テレビの出演者や記事を書く人たちは、「早期発見・早期治療すれば、がんは治せる」と信じ、よかれと思ってそうするのだろう。だが、筆者は、こうした悪弊は早くやめてほしいと願っている。なぜなら、ここ数年、乳がん検診の効果が限定的であることを示す研究結果が相次いでいるからだ。
海外ではむしろ、乳がん検診に懐疑的
たとえば、2014年にカナダのトロント大学のグループが報告した研究によると、40歳から59歳までの女性約9万人を20年以上追跡した臨床試験のデータを解析したところ、乳がん検診を受診した群と受診しなかった群とで死亡率に差が出なかった。
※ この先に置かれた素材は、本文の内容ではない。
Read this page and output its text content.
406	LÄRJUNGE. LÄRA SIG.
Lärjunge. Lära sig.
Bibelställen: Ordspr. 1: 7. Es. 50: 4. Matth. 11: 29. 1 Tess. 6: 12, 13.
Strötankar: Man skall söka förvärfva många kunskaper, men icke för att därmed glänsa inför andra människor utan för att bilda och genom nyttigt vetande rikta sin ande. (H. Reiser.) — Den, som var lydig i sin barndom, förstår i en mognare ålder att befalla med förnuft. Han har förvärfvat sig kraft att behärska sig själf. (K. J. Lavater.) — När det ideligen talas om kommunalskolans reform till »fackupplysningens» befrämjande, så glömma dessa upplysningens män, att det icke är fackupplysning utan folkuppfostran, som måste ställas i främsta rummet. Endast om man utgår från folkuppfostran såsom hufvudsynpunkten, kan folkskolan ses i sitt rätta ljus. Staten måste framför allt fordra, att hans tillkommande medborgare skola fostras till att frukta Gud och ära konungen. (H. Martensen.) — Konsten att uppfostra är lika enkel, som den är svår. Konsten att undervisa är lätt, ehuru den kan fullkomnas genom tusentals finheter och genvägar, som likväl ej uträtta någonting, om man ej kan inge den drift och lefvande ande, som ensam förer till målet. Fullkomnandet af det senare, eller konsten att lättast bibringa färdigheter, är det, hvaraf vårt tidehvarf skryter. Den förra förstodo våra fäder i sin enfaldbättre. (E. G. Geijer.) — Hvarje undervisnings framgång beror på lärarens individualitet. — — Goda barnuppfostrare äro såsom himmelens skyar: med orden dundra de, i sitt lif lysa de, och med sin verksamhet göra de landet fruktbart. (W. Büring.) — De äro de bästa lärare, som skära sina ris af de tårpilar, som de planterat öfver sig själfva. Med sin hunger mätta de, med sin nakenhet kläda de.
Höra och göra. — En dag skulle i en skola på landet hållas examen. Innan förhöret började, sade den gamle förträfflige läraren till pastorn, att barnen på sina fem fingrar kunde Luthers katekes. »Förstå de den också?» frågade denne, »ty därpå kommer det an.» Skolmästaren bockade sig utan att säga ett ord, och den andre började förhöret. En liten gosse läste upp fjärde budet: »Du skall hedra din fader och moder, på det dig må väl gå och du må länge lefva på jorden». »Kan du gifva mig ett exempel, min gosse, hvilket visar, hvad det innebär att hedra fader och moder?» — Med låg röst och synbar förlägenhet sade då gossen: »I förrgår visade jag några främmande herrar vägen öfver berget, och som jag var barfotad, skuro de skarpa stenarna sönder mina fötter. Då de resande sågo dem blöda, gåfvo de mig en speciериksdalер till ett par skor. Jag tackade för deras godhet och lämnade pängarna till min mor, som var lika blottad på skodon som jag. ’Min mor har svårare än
さらに、翌15年に報告された米国ハーバード大学とダートマス大学の研究でも、乳がんと診断された約5万人を10年間追跡したデータを解析したところ、検診受診率が10%増加すると乳がんの診断数が全体で16%増加する一方で、乳がん死亡率は減少しないという結果だった。
つまり、検診で早期の乳がんをたくさん発見しても、それが乳がん死亡者数の減少には必ずしもつながっていなかったのだ。こうした研究を受けて、スイスでは国の医療委員会が乳がん検診を廃止する勧告まで出している。海外ではむしろ、乳がん検診には懐疑的になってきていると言えるだろう。
問題はそれだけでない。実は、検診による「害」も想像以上に大きいことがわかってきている。
たとえば、英国の乳がん検診独立専門委員会が12年に発表した論文によると、過去の臨床試験のデータを検証したところ、50歳の人が20年間乳がん検診を受けたと仮定すると、1万人のうち43人の乳がんによる死亡が防げる一方で、129人が過剰診断を受けるという結果が出た。
さらに同じ年、米国オレゴン健康科学大学の研究者が発表した論文でも、過去約30年間の検診データを検証したところ、検診で発見された乳がんの実に3分の1にあたる、130万人もの米国人が過剰診断を受けたと推計された。
「過剰診断」とは、治療の必要のない異常を見つけることを言うが、がん検診の場合は「命に関わらないがん」を発見することを指す。